Indietro popolo, alla riscossa. Nel Pd c'è chi guarda al futuro con la nostalgia del passato. Se n'è accorto pure Stefano Bonaccini, uno dei principali candidati alla nuova segreteria del partito. Discutendo delle traiettorie che i dem dovranno seguire per salvarsi dalle attuali sabbie mobili, il presidente dell'Emilia Romagna non ha usato giri di parole ha denunciato di avvertire pulsione interne a "cambiamenti regressivi". Un vecchio vizio di certa sinistra, che proprio non riesce a ripensare se stessa se non attingendo agli antichi paradigmi ormai sconfessati dalla Storia.

"Avverto pulsioni regressive"

Il rischio del vecchio che avanza accompagna da sempre i progressisti duri e puri, incendiari a parole ma nei fatti inclini a ragionare in retromarcia. Lo stesso Bonaccini ha lanciato il proprio allarme al riguardo. Riferendosi al dibattito interno al Pd, il candidato segretario ha affermato: "Sento ogni tanto la contrapposizione tra capitale e lavoro come se fossimo all'inizio del secolo scorso, è surreale". E ancora, confrontandosi con i propri competitor per la successione a Enrico Letta, ha ammonito: "Avverto pulsioni al cambiamento con connotati regressivi". Poi ha assicurato di voler contrastare questa tendenza, che - ha sentenziato - "segnerebbe la fine del Pd e che ci porterebbe su binari minoritari. È già successo in altri Paesi vicini, il rischio è che avvenga anche qui".

I dem che guardano al passato

A chi si riferiva il barbuto presidente di Regione? Qualcuno ipotizza che volesse rifilare un'allusiva frecciata a Elly Schlein, ritenuta la candidata alla segretria che più incarna lo spirito della sinistra militante. Chissà. Il presidente dell'Emilia Romagna in realtà non ha fatto nomi, eppure la sua critica è sembrata piuttosto circoscritta. Riferita a chi, ancora, si ostina a leggere l'attualità con le lenti del passato. E nel Pd, a ben vedere, sono molti i nomi che si potrebbero ascrivere a tale categoria. Basti pensare ai tanti esponenti che, un giorno sì e l'altro pure, si stracciano le vesti per un presunto allarme fascismo in realtà privo di fondamento. Per non parlare poi di quanti agitano antiche battaglie ideologiche e di retroguardia come fossero urgenze per la quotidinità del Paese.

Il dibattito sul Pd del futuro

Proprio sul decisivo rapporto tra identità e futuro, sul quale il nuovo Pd si giocherà molto, Bonaccini ha offerto la propria interpretazione. "Sono valide le nostre ragioni di 15 anni fa? Anche nome e simbolo, non ho tabù, dipendono da questa risposta o è solo tattica e marketing, una cosa di forma e non di sostanza. La mia risposta è sì, non per orgoglio o appartenenza ma perchè costruire una grande forza riformista e progressista, europea, risponde all'interesse nazionale", ha affermato il candidato alla segreteria dem durante il proprio intervento in videoconferenza col Nazareno.
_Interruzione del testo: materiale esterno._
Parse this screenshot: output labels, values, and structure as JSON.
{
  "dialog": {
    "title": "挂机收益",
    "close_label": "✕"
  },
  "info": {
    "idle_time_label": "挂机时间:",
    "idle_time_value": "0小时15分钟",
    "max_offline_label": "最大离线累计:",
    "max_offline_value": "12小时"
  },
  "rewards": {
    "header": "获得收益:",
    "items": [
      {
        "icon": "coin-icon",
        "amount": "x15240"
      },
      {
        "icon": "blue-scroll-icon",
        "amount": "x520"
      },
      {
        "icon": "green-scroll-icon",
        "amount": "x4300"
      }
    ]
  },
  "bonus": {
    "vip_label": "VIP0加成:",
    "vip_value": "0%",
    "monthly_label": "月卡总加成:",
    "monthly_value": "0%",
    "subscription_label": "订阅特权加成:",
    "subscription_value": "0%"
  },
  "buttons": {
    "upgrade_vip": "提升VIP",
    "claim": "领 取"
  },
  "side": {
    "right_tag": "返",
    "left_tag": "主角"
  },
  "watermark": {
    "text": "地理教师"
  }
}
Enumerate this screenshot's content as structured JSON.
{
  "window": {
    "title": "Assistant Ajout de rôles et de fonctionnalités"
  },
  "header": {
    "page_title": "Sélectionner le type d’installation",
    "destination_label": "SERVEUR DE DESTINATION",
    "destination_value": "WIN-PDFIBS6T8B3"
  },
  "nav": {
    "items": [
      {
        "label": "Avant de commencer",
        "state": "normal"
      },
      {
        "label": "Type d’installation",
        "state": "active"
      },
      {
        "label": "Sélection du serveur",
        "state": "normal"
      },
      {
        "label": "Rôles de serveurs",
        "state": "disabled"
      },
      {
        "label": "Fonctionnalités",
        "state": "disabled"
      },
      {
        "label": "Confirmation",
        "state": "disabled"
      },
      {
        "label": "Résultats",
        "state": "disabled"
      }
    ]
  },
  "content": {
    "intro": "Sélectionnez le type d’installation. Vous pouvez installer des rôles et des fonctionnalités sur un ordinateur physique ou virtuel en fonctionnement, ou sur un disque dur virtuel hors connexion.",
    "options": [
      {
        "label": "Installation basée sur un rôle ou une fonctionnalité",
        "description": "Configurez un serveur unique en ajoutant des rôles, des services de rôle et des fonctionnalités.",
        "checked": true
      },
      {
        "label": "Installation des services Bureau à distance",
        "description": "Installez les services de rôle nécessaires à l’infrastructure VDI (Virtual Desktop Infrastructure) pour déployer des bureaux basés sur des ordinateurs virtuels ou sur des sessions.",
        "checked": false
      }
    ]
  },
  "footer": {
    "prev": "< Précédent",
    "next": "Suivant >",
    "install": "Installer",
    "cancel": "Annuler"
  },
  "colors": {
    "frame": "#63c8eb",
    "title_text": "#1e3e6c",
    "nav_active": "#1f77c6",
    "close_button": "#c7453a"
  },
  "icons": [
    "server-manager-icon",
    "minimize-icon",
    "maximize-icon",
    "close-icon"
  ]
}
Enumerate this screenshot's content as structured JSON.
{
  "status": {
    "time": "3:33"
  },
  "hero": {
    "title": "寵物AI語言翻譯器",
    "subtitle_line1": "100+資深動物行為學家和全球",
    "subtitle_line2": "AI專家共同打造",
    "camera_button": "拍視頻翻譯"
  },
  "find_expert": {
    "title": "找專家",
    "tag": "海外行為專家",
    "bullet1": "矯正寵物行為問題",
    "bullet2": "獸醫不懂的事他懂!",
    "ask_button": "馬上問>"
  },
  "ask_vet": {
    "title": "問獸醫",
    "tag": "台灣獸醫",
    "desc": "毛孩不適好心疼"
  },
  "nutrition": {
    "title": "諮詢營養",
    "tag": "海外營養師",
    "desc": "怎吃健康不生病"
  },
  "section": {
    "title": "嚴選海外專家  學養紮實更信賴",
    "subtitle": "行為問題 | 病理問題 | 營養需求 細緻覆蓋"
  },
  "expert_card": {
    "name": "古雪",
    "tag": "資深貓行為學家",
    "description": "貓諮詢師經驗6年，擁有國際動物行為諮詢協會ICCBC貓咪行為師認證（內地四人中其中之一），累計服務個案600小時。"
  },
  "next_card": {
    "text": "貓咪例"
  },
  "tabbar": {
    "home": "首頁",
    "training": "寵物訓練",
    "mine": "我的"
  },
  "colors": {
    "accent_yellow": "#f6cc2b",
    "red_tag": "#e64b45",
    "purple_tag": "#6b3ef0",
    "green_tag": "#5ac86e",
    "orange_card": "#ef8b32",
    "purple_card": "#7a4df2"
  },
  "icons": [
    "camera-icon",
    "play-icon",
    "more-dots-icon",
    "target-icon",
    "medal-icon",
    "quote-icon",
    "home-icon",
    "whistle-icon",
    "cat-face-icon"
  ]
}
Il rischio dell'irrilevanza

In modo esplicito, poi, il presidente di regione ha fatto riferimento al ruolo del Pd messo in discussione dal rinnovato panorama politico.

"Il risultato del Partito Democratico alle elezioni tre mesi fa si inserisce in un lungo ciclo di sconfitte o di non vittorie, ma per la prima volta il Pd vede insidiata la sua stessa funzione baricentro riformista, come alternativa di centrosinistra al governo: per la prima volta ci sono nel campo delle opposizioni alternative e competitive che possono rendere minoritaria - e quindi irrilevante, questa è la mia preoccupazione - la funzione stessa del Pd per come l'abbiamo costruito e voluto", ha avvertito Bonaccini, auspicando che il partito dem ritrovi una vocazione riformista e di governo. Elettori permettendo.